If we apply these standards to the instant case, it is apparent that the district court did not err in admitting the testimony of the police officers concerning Cook's acts of misidentification subsequent to his conduct charged in the indictment. Such evidence, especially Cook's ultimate acknowledgement of his true identity when confronted with the police computer check that revealed the absence of any license or vehicle registration in the name of David Miller, tended to show his intent, plan, or absence of mistake or accident. In addition, because the questioning police officer initially told Cook that he had observed him in the bank withdrawing the large sum of money, Cook's repeated misidentification of himself was essentially a continuing part of his plan to give a false identity to the bank, the very offense charged in the indictment.

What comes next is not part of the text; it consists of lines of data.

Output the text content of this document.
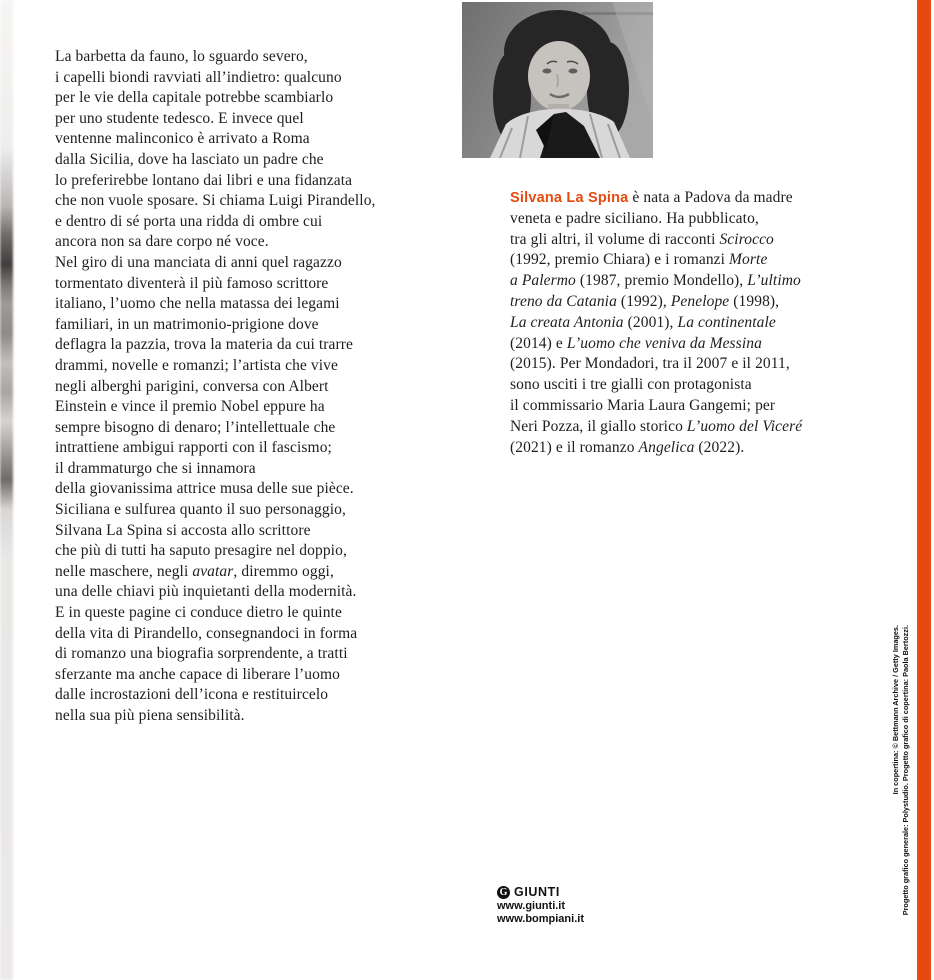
La barbetta da fauno, lo sguardo severo,
i capelli biondi ravviati all’indietro: qualcuno
per le vie della capitale potrebbe scambiarlo
per uno studente tedesco. E invece quel
ventenne malinconico è arrivato a Roma
dalla Sicilia, dove ha lasciato un padre che
lo preferirebbe lontano dai libri e una fidanzata
che non vuole sposare. Si chiama Luigi Pirandello,
e dentro di sé porta una ridda di ombre cui
ancora non sa dare corpo né voce.
Nel giro di una manciata di anni quel ragazzo
tormentato diventerà il più famoso scrittore
italiano, l’uomo che nella matassa dei legami
familiari, in un matrimonio-prigione dove
deflagra la pazzia, trova la materia da cui trarre
drammi, novelle e romanzi; l’artista che vive
negli alberghi parigini, conversa con Albert
Einstein e vince il premio Nobel eppure ha
sempre bisogno di denaro; l’intellettuale che
intrattiene ambigui rapporti con il fascismo;
il drammaturgo che si innamora
della giovanissima attrice musa delle sue pièce.
Siciliana e sulfurea quanto il suo personaggio,
Silvana La Spina si accosta allo scrittore
che più di tutti ha saputo presagire nel doppio,
nelle maschere, negli avatar, diremmo oggi,
una delle chiavi più inquietanti della modernità.
E in queste pagine ci conduce dietro le quinte
della vita di Pirandello, consegnandoci in forma
di romanzo una biografia sorprendente, a tratti
sferzante ma anche capace di liberare l’uomo
dalle incrostazioni dell’icona e restituircelo
nella sua più piena sensibilità.
Silvana La Spina è nata a Padova da madre
veneta e padre siciliano. Ha pubblicato,
tra gli altri, il volume di racconti Scirocco
(1992, premio Chiara) e i romanzi Morte
a Palermo (1987, premio Mondello), L’ultimo
treno da Catania (1992), Penelope (1998),
La creata Antonia (2001), La continentale
(2014) e L’uomo che veniva da Messina
(2015). Per Mondadori, tra il 2007 e il 2011,
sono usciti i tre gialli con protagonista
il commissario Maria Laura Gangemi; per
Neri Pozza, il giallo storico L’uomo del Viceré
(2021) e il romanzo Angelica (2022).
G GIUNTI
www.giunti.it
www.bompiani.it
In copertina: © Bettmann Archive / Getty Images. Progetto grafico generale: Polystudio. Progetto grafico di copertina: Paola Bertozzi.
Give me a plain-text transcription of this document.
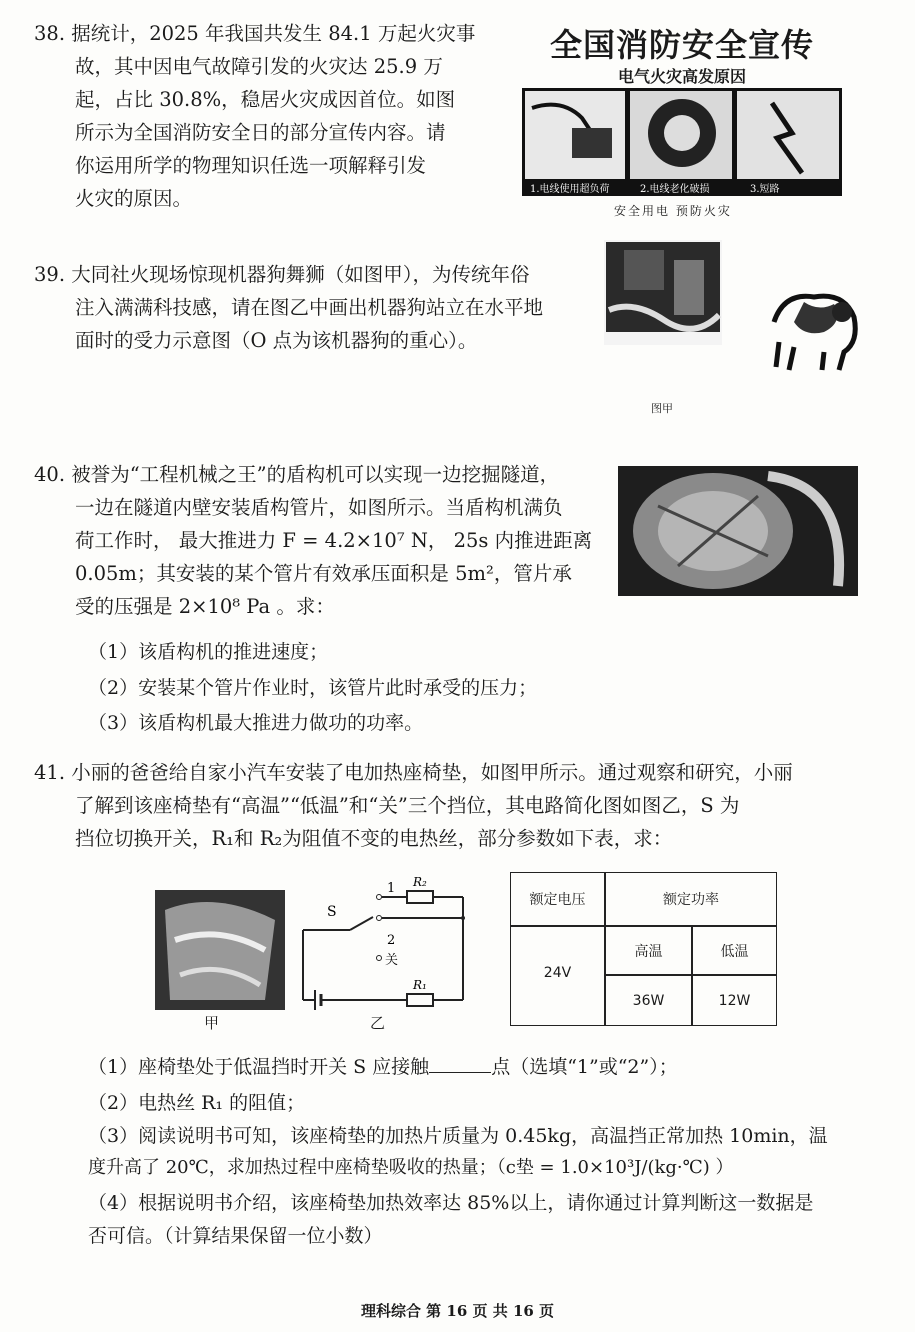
38. 据统计，2025 年我国共发生 84.1 万起火灾事

故，其中因电气故障引发的火灾达 25.9 万

起，占比 30.8%，稳居火灾成因首位。如图

所示为全国消防安全日的部分宣传内容。请

你运用所学的物理知识任选一项解释引发

火灾的原因。

全国消防安全宣传
电气火灾高发原因
1.电线使用超负荷	2.电线老化破损	3.短路
安全用电 预防火灾

39. 大同社火现场惊现机器狗舞狮（如图甲），为传统年俗

注入满满科技感，请在图乙中画出机器狗站立在水平地

面时的受力示意图（O 点为该机器狗的重心）。

图甲

40. 被誉为“工程机械之王”的盾构机可以实现一边挖掘隧道，

一边在隧道内壁安装盾构管片，如图所示。当盾构机满负

荷工作时， 最大推进力 F = 4.2×10⁷ N， 25s 内推进距离

0.05m；其安装的某个管片有效承压面积是 5m²，管片承

受的压强是 2×10⁸ Pa 。求：

（1）该盾构机的推进速度；
（2）安装某个管片作业时，该管片此时承受的压力；
（3）该盾构机最大推进力做功的功率。

41. 小丽的爸爸给自家小汽车安装了电加热座椅垫，如图甲所示。通过观察和研究，小丽

了解到该座椅垫有“高温”“低温”和“关”三个挡位，其电路简化图如图乙，S 为

挡位切换开关，R₁和 R₂为阻值不变的电热丝，部分参数如下表，求：

甲
S
1
2
关
R₂
R₁
乙
额定电压	额定功率
高温	低温
24V
36W	12W
（1）座椅垫处于低温挡时开关 S 应接触	点（选填“1”或“2”）；
（2）电热丝 R₁ 的阻值；
（3）阅读说明书可知，该座椅垫的加热片质量为 0.45kg，高温挡正常加热 10min，温
度升高了 20℃，求加热过程中座椅垫吸收的热量；（c垫 = 1.0×10³J/(kg·℃) ）
（4）根据说明书介绍，该座椅垫加热效率达 85%以上，请你通过计算判断这一数据是
否可信。（计算结果保留一位小数）
理科综合 第 16 页 共 16 页
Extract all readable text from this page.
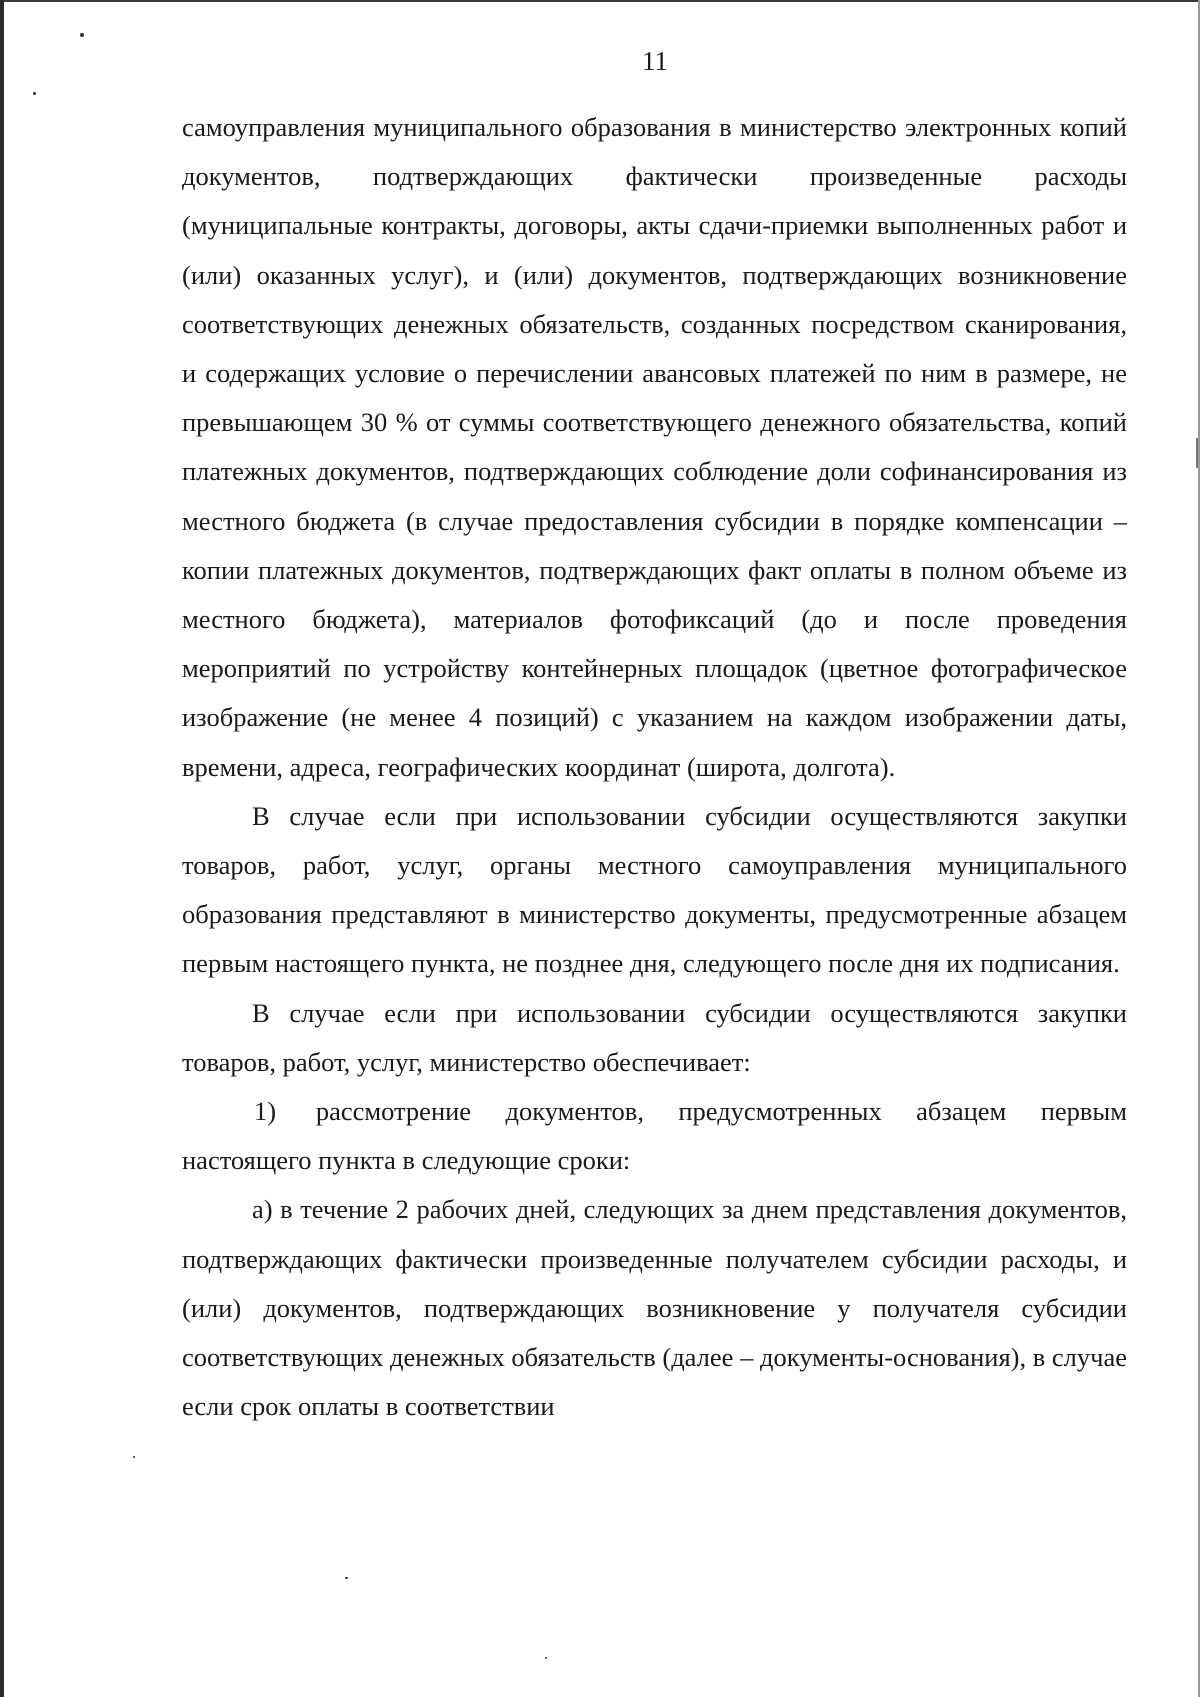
11

самоуправления муниципального образования в министерство электронных копий документов, подтверждающих фактически произведенные расходы (муниципальные контракты, договоры, акты сдачи-приемки выполненных работ и (или) оказанных услуг), и (или) документов, подтверждающих возникновение соответствующих денежных обязательств, созданных посредством сканирования, и содержащих условие о перечислении авансовых платежей по ним в размере, не превышающем 30 % от суммы соответствующего денежного обязательства, копий платежных документов, подтверждающих соблюдение доли софинансирования из местного бюджета (в случае предоставления субсидии в порядке компенсации – копии платежных документов, подтверждающих факт оплаты в полном объеме из местного бюджета), материалов фотофиксаций (до и после проведения мероприятий по устройству контейнерных площадок (цветное фотографическое изображение (не менее 4 позиций) с указанием на каждом изображении даты, времени, адреса, географических координат (широта, долгота).

В случае если при использовании субсидии осуществляются закупки товаров, работ, услуг, органы местного самоуправления муниципального образования представляют в министерство документы, предусмотренные абзацем первым настоящего пункта, не позднее дня, следующего после дня их подписания.

В случае если при использовании субсидии осуществляются закупки товаров, работ, услуг, министерство обеспечивает:

1)  рассмотрение документов, предусмотренных абзацем первым настоящего пункта в следующие сроки:

а) в течение 2 рабочих дней, следующих за днем представления документов, подтверждающих фактически произведенные получателем субсидии расходы, и (или) документов, подтверждающих возникновение у получателя субсидии соответствующих денежных обязательств (далее – документы-основания), в случае если срок оплаты в соответствии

Where the evidence of other acts does tend to prove intent, plan, etc., the district court must weigh its probative value against the prejudice. Nolan, supra, at 271. Such a determination is properly within the district court's discretion. Id. Obviously, this relevant evidence is inherently prejudicial to defendant; but it is only unfair prejudice substantially outweighing probative value which may be excluded. Fed.R.Evid. 403; United States v. Naranjo, 710 F.2d 1465, 1469 (10th Cir. 1983). Accordingly, in view of the testimony's high probative value the district court did not abuse its discretion in admitting the testimony.
* * *
We affirm the sentence on Count II, but remand for resentencing on Count I in accord with government's concession.
The government concedes that Cook was improperly sentenced to a felony penalty pursuant to regulation 31 C.F.R. 103.49(c), while the statutory basis for the regulation, 31 U.S.C. § 5322(a), permits only a misdemeanor penalty. The government agrees that Cook should be resentenced under 31 U.S.C. § 5322(c) and the case is remanded to the district court for such resentencing.